A coupled electro-thermo-mechanical discontinuous Galerkin method applied on composite materials

Carbon fiber reinforced polymer composites have become increasingly important due to their unique properties which are appreciated in many practical applications such as low weight, low cost, low density, high mechanical characteristics. Moreover the range of their electrical conductivity can be controlled by the amount of carbon fibers. Carbon fiber reinforced polymer composites consist of at least two components, a polymer matrix (generally dielectric) and electrically conductive fillers. This combination results in multifunctional composites, both structural and conductive. The existence of the polymer matrix will avoid catastrophic failure due to fiber breaking, and the existence of the carbon fibers will enhance strength and stiffness on one hand, and will allow to a significant temperature gradient when electric current is applied on the other hand.
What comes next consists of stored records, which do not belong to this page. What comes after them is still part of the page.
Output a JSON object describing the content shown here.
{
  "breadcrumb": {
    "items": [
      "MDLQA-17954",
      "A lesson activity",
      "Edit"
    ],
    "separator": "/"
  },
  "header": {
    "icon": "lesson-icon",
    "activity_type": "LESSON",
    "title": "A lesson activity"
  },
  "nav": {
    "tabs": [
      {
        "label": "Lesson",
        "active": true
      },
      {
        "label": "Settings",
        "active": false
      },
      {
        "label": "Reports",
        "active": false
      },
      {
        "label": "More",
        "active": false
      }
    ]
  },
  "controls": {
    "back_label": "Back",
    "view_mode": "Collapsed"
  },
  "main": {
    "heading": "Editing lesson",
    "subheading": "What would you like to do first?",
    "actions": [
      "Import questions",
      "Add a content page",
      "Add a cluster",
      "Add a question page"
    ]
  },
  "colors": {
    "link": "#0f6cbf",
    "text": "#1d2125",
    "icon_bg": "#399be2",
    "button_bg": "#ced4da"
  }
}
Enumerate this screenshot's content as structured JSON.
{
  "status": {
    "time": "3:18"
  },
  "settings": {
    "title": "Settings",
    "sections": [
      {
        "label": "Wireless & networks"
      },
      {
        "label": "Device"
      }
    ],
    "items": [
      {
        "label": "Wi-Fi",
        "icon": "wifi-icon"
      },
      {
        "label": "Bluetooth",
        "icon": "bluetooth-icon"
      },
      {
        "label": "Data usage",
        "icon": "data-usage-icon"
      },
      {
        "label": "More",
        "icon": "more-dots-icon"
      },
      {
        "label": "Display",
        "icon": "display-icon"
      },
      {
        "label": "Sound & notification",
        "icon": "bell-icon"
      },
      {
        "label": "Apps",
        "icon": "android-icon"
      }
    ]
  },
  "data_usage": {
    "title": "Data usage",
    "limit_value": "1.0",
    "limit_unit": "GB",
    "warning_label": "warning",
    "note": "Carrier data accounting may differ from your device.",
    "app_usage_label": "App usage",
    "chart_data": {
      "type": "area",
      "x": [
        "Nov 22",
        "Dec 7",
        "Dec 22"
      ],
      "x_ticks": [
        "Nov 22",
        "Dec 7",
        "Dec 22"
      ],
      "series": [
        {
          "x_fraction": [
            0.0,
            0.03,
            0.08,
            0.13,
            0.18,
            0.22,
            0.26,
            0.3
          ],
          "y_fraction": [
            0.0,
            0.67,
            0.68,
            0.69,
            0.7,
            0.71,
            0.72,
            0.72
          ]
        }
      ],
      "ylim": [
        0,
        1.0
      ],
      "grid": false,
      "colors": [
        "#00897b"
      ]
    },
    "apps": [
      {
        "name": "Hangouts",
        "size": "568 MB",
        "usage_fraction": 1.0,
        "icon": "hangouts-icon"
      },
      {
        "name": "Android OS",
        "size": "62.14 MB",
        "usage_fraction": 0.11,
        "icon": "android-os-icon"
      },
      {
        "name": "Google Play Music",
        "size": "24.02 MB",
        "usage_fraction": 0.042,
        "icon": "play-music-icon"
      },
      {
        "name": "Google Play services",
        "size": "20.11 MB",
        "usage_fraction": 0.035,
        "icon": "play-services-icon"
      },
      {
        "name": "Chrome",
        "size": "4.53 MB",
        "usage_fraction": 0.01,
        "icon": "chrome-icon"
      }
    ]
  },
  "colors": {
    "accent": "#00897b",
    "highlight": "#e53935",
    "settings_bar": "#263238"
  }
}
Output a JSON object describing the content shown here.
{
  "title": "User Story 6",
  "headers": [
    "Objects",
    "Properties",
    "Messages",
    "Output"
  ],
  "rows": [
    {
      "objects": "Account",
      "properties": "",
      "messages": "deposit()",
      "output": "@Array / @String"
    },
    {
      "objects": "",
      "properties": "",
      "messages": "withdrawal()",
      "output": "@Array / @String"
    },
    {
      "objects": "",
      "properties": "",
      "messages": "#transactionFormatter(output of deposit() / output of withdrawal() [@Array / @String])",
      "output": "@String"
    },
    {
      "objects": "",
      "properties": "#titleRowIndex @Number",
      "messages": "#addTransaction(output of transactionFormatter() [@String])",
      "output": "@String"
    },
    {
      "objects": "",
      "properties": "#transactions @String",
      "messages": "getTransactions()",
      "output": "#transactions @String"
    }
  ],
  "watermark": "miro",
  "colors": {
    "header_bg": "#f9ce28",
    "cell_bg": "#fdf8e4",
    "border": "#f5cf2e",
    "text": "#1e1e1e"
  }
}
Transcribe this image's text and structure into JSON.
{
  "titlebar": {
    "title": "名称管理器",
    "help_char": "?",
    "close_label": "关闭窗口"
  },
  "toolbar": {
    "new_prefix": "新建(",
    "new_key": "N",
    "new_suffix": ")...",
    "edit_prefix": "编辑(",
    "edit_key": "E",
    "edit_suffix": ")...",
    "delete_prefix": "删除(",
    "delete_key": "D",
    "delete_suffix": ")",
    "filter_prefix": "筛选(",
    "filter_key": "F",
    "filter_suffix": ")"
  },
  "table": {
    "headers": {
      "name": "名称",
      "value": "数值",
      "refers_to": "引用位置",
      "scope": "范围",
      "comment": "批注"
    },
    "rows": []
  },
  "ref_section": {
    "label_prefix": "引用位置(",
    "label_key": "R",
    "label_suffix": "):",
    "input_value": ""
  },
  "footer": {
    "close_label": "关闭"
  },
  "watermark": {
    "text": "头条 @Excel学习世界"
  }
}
The objective of this paper is to study the response of the carbon fiber reinforced polymer composites when an electric power is applied and to determine the effective properties. To this end governing equations describing electro-thermo-mechanical coupling in composite materials are developed and discretized using the Discontinuous Galerkin (DG) finite element method. DG methods have many advantages such as optimal convergence and local approximation properties in addition to their flexibility for mesh adaption and their straightforward use of high order polynomial approximations. A micromechanical model of unidirectional carbon fibers dispersed in a polymer matrix is formulated considering the interaction of electrical, thermal and mechanical fields It is then solved using the DG method to determine the time dependent response of the electro-thermo-mechanical coupling and quantify the variation of the fields.